Windows 10 Help with Booting into Windows

lugstory

New Member
Hello, I am a windows 10 user and about a year ago i have upgraded my 1 TB hard drive to an SSD, I have used a tool for that and it worked perfectly fine. The problem is that today, when I had both the SSD and the hard drive active in my system, I tried booting into the hard drive and it just hit me with a blue screen and from that point onward my whole system is gone.

Prior to this, I wanted to expand my C: drive, as the SSD had 1TB separated into C: and D:. I have read online that the way you do this is you have to shrink down the D: drive and then expand the C: drive. But after actually shrinking the D: i couldn't expand the C:, that's why I wanted to boot to the old hard drive - so I could access windows from a different partition and so I could expand it there. I have now removed the hard drive and I tried booting into the SSD that I thought I was booting into the whole time. It simply tells me an error message that a file is missing at E:/ (which is the directory where I had my booting files on the old hard drive.)

After this I plugged in a ubuntu flash disc and the disc is completely fine, It even lets me mount it. I will provide you with a screenshot and I will be very grateful for any help, as I don't want to waste a lot of data on my drive.
1685286738198.png
(Btw. excuse the foreign language in some parts)
As you can see, there is in fact a 500GB partition, which is my C: drive, then there's a 342 GB partition that used to be my D: drive :(
Thanks for reading and helping me overcome this issue.
 
Windows can be weird when it comes to booting. If there was an existing BCD store on an existing partition it is still likely using it for booting. Incorrectly manipulating the BCD share can break the boot process and getting things switched over is fairly technical.

The easier method would be to backup your data and remove/unplug the old disk and reinstall Windows on the SSD.
 
I replied just now to another similar thread elsewhere on this forum.

I suggest that you compare the UUIDs of both, your original (source) partition, and your cloned partition or drive for clash. Just look at both their UUIDs in the Disk Manager utility of the Ubuntu live disc which you booted with already.
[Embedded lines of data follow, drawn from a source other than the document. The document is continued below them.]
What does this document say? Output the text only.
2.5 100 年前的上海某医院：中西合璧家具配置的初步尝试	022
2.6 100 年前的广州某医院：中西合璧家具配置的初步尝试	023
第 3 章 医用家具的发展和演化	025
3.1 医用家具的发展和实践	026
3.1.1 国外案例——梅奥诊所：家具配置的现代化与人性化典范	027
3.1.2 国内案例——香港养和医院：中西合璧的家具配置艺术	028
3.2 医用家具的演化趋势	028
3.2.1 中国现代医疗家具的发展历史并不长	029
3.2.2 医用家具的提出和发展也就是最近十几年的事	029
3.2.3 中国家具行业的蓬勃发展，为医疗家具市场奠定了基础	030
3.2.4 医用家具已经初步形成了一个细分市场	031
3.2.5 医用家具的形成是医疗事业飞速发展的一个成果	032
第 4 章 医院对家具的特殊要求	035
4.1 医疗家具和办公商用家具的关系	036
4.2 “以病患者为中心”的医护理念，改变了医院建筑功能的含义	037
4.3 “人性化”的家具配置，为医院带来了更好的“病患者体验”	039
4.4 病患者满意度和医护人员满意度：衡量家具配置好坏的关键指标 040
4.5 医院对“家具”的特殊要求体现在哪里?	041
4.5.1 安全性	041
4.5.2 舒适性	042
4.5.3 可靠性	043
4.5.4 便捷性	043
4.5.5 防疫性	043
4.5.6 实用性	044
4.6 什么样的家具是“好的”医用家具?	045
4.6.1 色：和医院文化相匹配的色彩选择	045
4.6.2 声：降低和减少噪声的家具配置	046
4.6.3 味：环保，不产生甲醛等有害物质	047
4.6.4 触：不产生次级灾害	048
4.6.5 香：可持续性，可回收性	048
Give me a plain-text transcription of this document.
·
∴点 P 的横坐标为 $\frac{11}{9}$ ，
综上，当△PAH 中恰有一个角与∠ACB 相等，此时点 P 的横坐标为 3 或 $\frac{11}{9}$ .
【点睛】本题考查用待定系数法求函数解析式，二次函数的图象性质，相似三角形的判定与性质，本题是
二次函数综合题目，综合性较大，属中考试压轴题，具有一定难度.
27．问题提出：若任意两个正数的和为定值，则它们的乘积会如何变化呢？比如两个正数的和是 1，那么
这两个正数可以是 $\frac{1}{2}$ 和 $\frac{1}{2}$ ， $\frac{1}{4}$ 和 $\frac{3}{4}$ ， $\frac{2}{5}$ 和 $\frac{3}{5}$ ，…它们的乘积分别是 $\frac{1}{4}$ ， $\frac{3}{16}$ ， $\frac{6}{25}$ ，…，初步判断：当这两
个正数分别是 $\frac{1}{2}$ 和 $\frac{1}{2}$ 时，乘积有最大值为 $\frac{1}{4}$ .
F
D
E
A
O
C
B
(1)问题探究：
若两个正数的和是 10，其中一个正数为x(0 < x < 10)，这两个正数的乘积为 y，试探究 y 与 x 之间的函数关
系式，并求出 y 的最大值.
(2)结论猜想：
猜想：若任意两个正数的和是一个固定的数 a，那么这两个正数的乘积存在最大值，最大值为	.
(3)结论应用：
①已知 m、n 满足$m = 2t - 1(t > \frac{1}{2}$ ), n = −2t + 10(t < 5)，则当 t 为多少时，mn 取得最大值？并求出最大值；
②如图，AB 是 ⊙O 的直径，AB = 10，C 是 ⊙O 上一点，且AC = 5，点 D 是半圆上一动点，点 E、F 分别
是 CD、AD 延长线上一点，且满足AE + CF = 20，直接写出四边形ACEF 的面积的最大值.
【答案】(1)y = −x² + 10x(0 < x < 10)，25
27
If both their UUIDs are identical then the system itself will allow only one disk or partition to run / show. The simple solution is to generate a fresh UUID for the newer disk / partition. How to do that will depend on where you are performing that action -- the Ubuntu live disc, your Windows install which does boot, or... where? I would suggest doing this on the Linux Live disc if you are comfortable with Linux. A lot of 'googling' will be needed for the exact step by step instructions but the advantage is that you can just install the relevant tool or utility from repository/ies, .deb or wherever. The drawback could be working in the Linux terminal if you are not comfortable with that.